Will the Fed rate boost endanger emerging markets?

Since being announced, the rate hikes the U.S. Federal Reserve promised have many economists and experts concerned. This anxiety is being felt in emerging markets, which have traditionally flourished under low U.S. interest rates that allow for inexpensive refinancing of debt repayment products. 

"Emerging markets scooped up unprecedented amounts of corporate-debt."

Recently, The Wall Street Journal reported that The Bank for International Settlements has commented on the state of emerging international markets and how they might respond to the rate hike. Since the end of the global housing crisis in 2010, emerging markets scooped up unprecedented amounts of corporate debt. With repayment schedules calling these debts in before 2018, the BIS estimates that borrowers will have to pay $340 billion – 40 percent more than in the previous three years.

"The high level of corporate debt has contributed to overheating in some of these economies, thus increasing the risk of financial distress in the coming years," Wall Street Journal quotes a BIS research note submitted to the G-20 – a club for representatives of the world's major economies.

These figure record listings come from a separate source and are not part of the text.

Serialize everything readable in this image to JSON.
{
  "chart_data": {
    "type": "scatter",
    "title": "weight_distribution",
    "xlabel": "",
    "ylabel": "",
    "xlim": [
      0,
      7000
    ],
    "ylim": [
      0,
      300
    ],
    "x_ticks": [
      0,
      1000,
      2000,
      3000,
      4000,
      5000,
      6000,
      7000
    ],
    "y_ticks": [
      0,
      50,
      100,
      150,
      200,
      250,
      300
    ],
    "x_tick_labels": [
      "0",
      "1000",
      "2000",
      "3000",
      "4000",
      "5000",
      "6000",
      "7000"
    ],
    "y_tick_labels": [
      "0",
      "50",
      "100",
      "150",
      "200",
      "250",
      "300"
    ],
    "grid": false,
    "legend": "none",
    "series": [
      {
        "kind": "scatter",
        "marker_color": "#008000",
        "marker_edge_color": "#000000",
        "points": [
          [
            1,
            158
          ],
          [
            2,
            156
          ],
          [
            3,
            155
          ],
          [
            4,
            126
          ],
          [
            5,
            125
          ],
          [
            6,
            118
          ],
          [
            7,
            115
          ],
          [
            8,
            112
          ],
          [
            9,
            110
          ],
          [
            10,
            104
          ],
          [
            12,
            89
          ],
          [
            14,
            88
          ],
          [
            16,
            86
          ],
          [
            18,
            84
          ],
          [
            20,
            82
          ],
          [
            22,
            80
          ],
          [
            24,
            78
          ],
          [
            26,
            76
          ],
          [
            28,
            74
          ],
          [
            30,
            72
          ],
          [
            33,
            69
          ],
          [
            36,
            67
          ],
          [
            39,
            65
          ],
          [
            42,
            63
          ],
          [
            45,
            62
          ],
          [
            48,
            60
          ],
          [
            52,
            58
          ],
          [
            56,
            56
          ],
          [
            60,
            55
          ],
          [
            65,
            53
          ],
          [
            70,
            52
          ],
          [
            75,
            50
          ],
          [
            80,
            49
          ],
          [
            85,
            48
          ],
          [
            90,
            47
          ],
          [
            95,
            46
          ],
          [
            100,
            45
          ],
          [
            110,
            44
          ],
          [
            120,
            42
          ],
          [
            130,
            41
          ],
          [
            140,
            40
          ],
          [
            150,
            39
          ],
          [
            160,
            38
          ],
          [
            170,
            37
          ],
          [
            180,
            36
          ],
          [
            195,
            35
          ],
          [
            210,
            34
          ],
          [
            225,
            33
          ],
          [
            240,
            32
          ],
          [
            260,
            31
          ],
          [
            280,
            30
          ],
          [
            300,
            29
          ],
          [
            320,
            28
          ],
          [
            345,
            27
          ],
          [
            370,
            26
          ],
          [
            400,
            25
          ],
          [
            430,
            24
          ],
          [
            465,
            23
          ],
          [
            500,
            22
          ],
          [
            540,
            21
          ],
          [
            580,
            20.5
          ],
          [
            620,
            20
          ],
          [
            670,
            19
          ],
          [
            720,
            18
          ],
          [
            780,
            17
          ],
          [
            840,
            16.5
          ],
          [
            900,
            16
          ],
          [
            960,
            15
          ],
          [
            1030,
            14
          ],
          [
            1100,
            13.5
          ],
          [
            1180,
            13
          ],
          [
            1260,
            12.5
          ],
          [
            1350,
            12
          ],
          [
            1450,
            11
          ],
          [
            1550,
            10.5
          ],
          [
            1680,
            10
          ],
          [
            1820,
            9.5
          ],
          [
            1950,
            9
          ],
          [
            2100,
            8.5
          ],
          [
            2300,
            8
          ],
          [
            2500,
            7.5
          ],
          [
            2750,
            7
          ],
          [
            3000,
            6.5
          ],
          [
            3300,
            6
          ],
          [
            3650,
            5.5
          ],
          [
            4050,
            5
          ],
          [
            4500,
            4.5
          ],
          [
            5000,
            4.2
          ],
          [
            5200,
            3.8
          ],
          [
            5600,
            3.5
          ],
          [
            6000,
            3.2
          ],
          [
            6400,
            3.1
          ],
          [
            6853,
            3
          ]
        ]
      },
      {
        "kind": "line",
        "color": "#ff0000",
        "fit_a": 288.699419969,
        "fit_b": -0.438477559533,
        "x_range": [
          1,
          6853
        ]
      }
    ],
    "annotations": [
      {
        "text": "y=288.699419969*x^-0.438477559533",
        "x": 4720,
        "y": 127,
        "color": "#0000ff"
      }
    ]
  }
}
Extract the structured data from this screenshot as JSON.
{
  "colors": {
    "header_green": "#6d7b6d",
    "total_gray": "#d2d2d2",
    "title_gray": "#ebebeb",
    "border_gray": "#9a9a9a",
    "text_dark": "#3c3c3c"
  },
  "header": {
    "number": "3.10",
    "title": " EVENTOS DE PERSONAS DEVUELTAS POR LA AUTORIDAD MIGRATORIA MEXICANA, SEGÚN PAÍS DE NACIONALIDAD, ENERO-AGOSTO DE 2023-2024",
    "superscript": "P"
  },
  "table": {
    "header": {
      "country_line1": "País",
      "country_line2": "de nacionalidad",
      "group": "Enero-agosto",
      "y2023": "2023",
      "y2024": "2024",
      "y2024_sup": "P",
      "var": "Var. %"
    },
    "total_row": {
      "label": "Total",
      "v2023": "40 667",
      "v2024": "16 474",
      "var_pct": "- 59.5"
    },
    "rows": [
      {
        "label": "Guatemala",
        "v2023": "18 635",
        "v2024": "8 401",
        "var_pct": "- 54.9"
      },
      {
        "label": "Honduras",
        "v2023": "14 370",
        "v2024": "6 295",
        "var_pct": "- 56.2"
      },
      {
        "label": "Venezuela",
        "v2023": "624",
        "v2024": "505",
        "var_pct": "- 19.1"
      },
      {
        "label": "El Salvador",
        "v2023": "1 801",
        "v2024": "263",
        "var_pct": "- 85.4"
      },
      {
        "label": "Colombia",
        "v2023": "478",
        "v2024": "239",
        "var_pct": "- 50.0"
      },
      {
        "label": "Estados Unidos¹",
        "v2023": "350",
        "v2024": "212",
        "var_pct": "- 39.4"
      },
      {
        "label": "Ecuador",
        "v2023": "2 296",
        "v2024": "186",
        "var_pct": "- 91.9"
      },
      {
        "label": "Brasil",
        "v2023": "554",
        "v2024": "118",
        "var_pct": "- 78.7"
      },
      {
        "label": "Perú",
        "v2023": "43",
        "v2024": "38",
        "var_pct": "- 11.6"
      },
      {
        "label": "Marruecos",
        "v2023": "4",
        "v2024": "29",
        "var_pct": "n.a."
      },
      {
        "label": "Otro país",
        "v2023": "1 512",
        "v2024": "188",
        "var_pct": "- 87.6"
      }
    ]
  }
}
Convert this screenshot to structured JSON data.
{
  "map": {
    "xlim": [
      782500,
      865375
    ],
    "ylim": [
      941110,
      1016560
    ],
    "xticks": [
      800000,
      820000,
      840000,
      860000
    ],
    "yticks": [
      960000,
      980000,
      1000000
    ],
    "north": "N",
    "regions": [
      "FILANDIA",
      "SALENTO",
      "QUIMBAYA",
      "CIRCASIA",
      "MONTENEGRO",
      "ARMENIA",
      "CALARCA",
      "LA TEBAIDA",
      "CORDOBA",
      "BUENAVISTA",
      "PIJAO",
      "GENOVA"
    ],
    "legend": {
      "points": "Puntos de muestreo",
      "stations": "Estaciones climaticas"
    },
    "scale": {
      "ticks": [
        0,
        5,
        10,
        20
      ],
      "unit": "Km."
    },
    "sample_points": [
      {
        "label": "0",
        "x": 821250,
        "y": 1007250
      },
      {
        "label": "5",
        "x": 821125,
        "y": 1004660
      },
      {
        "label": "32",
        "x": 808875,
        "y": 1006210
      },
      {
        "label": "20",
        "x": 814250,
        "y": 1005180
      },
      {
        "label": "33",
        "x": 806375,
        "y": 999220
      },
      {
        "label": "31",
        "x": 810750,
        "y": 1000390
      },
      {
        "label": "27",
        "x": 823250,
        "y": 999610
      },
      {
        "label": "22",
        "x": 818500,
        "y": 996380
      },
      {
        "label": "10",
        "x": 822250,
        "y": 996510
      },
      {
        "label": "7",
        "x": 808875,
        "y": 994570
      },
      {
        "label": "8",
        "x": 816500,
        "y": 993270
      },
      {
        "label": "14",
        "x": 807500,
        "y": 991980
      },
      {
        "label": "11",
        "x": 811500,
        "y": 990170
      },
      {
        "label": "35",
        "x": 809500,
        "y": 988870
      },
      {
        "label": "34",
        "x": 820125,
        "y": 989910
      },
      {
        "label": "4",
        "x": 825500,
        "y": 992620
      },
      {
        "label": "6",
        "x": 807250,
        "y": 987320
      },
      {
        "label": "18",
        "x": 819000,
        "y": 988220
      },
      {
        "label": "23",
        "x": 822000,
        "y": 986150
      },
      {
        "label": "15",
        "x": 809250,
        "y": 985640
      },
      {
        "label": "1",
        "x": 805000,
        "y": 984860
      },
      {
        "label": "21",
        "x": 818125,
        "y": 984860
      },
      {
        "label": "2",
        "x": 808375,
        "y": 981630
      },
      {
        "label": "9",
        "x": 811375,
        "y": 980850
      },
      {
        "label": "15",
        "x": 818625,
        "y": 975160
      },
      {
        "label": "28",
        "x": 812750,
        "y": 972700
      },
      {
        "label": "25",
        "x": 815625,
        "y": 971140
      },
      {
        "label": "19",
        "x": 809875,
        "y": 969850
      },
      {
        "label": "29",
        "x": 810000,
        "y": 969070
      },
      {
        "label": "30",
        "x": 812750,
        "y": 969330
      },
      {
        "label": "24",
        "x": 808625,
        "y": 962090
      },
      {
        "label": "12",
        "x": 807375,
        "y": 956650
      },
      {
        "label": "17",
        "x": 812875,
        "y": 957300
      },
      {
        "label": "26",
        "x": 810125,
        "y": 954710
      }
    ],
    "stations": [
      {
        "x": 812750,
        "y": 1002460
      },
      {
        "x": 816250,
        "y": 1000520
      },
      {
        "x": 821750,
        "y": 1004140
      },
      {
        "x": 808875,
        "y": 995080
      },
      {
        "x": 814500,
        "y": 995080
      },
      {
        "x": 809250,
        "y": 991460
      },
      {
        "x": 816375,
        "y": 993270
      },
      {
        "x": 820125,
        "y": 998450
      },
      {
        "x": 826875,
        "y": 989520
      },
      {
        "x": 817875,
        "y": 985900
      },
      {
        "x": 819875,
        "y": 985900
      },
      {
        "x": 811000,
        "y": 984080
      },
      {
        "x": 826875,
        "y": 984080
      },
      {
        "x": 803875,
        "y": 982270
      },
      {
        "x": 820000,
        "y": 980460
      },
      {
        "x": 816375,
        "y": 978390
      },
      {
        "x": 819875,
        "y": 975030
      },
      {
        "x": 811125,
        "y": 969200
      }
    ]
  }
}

Impending global banking crisis?
The BIS pinpoints that, according to economic indicators, a steep debt repayment initiative could send some emerging markets into tailspin. The domestic banking economies of Brazil, China and Turkey are seen as the most vulnerable, owing to the hot-money flow being ground to a halt by high servicing costs and stiff repayment with limited refinance products. More troubling is that this weakness may be a ticking time bomb that won't manifest for several years. According to Sebastian Raedler, equity strategist at Deutsche Bank AG, EM portfolio flows have historically followed developments in the U.S. yield curve with two-year lag. This makes the idea of a rate hike – or possibly several before 2018 – concerning.

"This credit weakness may be a ticking time bomb."

"It's very clearly the case that low U.S. rates are historically a push factor for foreign capital flows into emerging markets," Raedler told Bloomberg. "The best scenario to support continued inflows into emerging markets is that financial conditions remain benign. But, thinking about the 30-year history, investors tend to love EM the most when the party in U.S. monetary policy – low rates – is in full swing."

A possible rate hike reprieve? 
Amidst all this concern, there is reason to be (at least temporarily) optimistic. An MSCI Inc. index of developing-nation exchange rates recently showed a 0.3 percent increase, ending a four-day losing streak. Driving this seems to be the narrowing window that the Fed has to initiate the rate hike. With slower-than-forecast U.S. employment growth, experts speculate the Fed may hold off on rate hikes for the foreseeable future, waking back the more hawkish recent comments of Fed officials, including Chair Janet Yellen.

"They had been selling off following Yellen's Jackson Hole speech, but the relatively weak non-farm payrolls prompted investors to rush back in," Per Hammarlund, chief emerging-market strategist at SEB SA in Stockholm, told Bloomberg. "The downside surprise was not big, so uncertainty will reign over what the Fed will do to the Federal Funds rate in September."

With the Fed making noises that it intends to – for good or for ill – disregard the potential global ramifications of a rate hike in hopes that doing so might bolster the U.S. economy, it is difficult to predict what the next move will be and when. Even as the dollar gets stronger internationally, global liquidity may be severely hampered if rates are increased.